Genome-wide expression profiling reveals distinct clusters of transcriptional regulation during bovine preimplantation development in vivo

Abstract

Bovine embryos can be generated by in vitro fertilization or somatic nuclear transfer; however, these differ from their in vivo counterparts in many aspects and exhibit a higher proportion of developmental abnormalities. Here, we determined for the first time the transcriptomes of bovine metaphase II oocytes and all stages of preimplantation embryos developing in vivo up to the blastocyst using the Affymetrix GeneChip Bovine Genome Array which examines approximately 23,000 transcripts. The data show that bovine oocytes and embryos transcribed a significantly higher number of genes than somatic cells. Several hundred genes were transcribed well before the 8-cell stage, at which the major activation of the bovine genome expression occurs. Importantly, stage-specific expression patterns in 2-cell, 4-cell, and 8-cell stages, and in morulae and blastocysts, were detected, indicating dynamic changes in the embryonic transcriptome and in groups of transiently active genes. Pathway analysis revealed >120 biochemical pathways that are operative in early preimplantation bovine development. Significant differences were observed between the mRNA expression profiles of in vivo and in vitro matured oocytes, highlighting the need to include in vivo derived oocytes/embryos in studies evaluating assisted reproductive techniques.
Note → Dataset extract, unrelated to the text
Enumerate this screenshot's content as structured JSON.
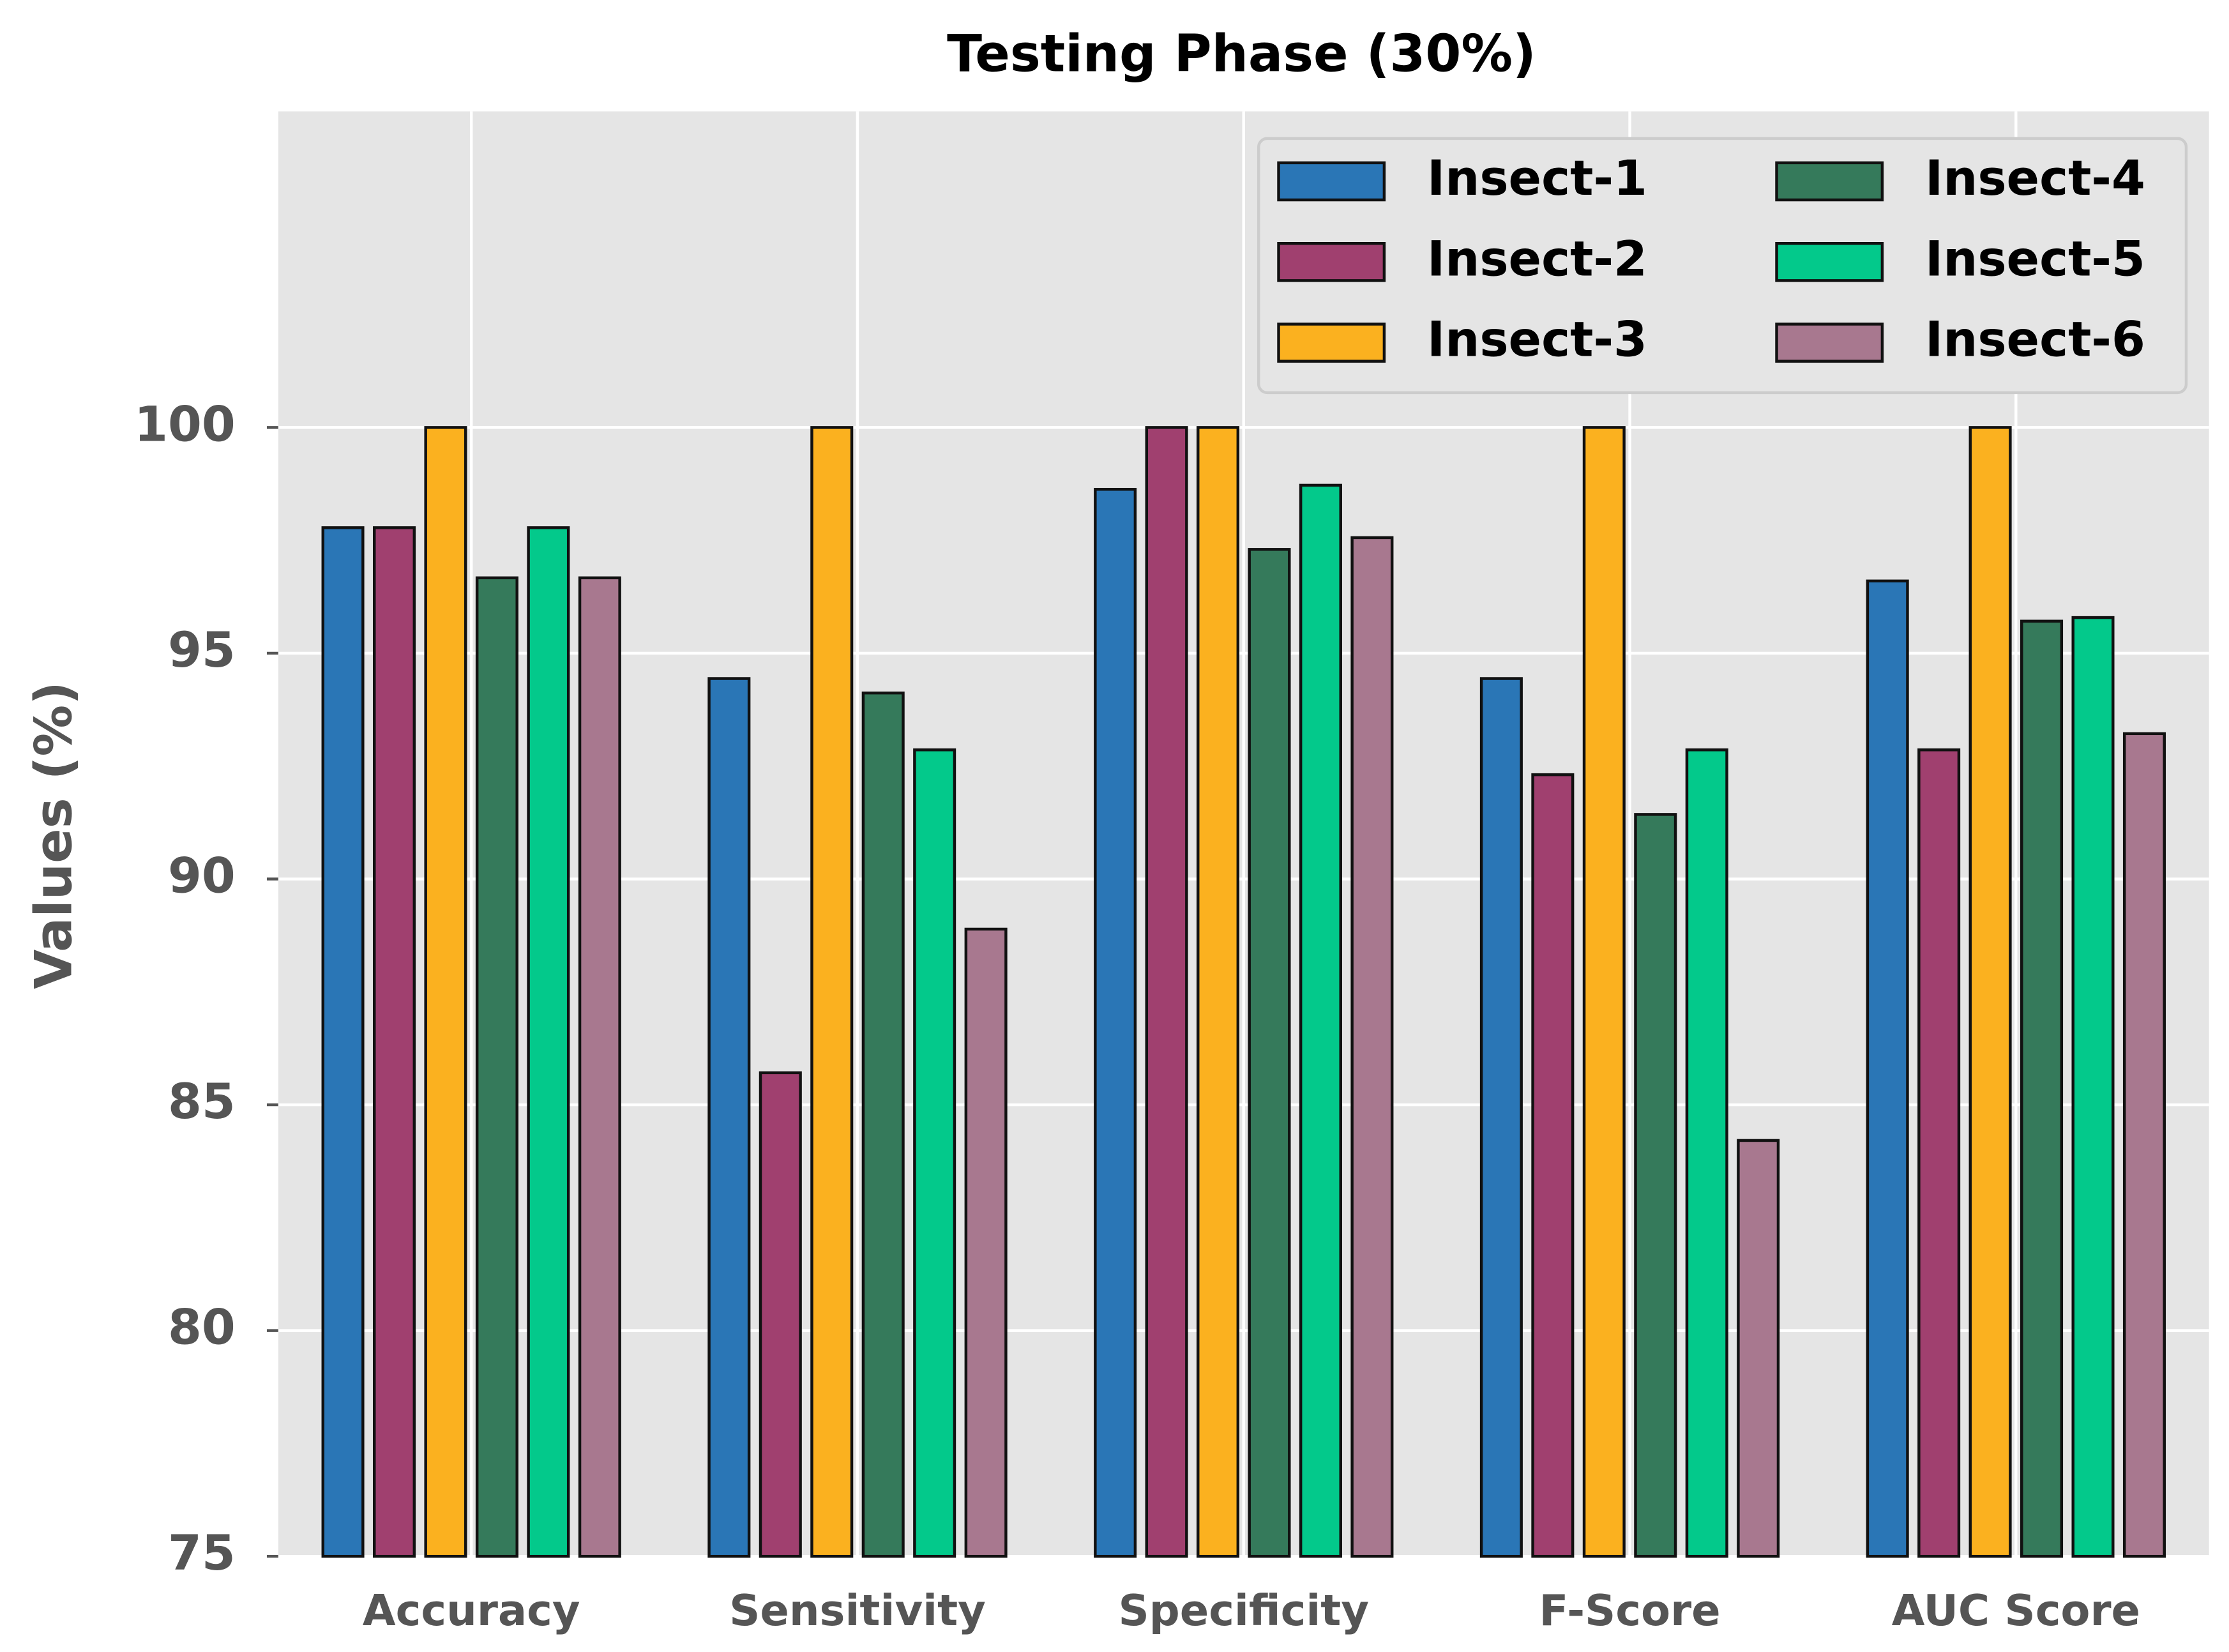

This study provides the first comprehensive analysis of gene expression and transcriptome dynamics of in vivo developing bovine embryos and will serve as a basis for improving assisted reproductive technology.

Fig. 1.

Global analysis of transcriptome features in naturally developing bovine embryos. (A) shows Pearson correlation coefficients between replicates from all of the bovine embryonic stages as a “heat map” in which the color spectrum ranging from orange through yellow to green represents Pearson Correlation Coefficient values ranging from 0.519 to 1, and hierarchial clustering of various developmental stages. (B) Number of differentially regulated genes (>2-fold) of subsequent stages. (C) Stage-exclusive expressed genes (P call percentages).

Fig. 2.

Stage-specific onset of gene expression before major genome activation. Array data, white columns; Real Time RT-PCR with in vitro embryos, black columns; Real Time RTPCR with in vivo derived embryos, shaded columns.

Fig. 3.

Identification of new expression profiles by cluster analysis (grouping of genes by various algorithms (f.ex. K-means) according to their similarity in expression profiles across a set of experiments or samples). The expression graphs were generated by the K-Means clustering algorithm. (Top row) Three clusters showing maternal expression profiles and high, medium, or low expression at zygote stage. (Middle row) Three clusters with embryonic expression profiles and high, medium, or low expression at the blastocyst stage. (Bottom row) Two clusters with 8-cell-specific up and down-regulated transcript levels. Embryonic stages are depicted on the x axis.

Fig. 4.

Identification of oocyte enriched genes and of genes differentially expressed between in vivo and in vitro produced embryos. (A) Oocyte enriched genes. (B) Genes differentially expressed between in vivo and in vitro oocytes.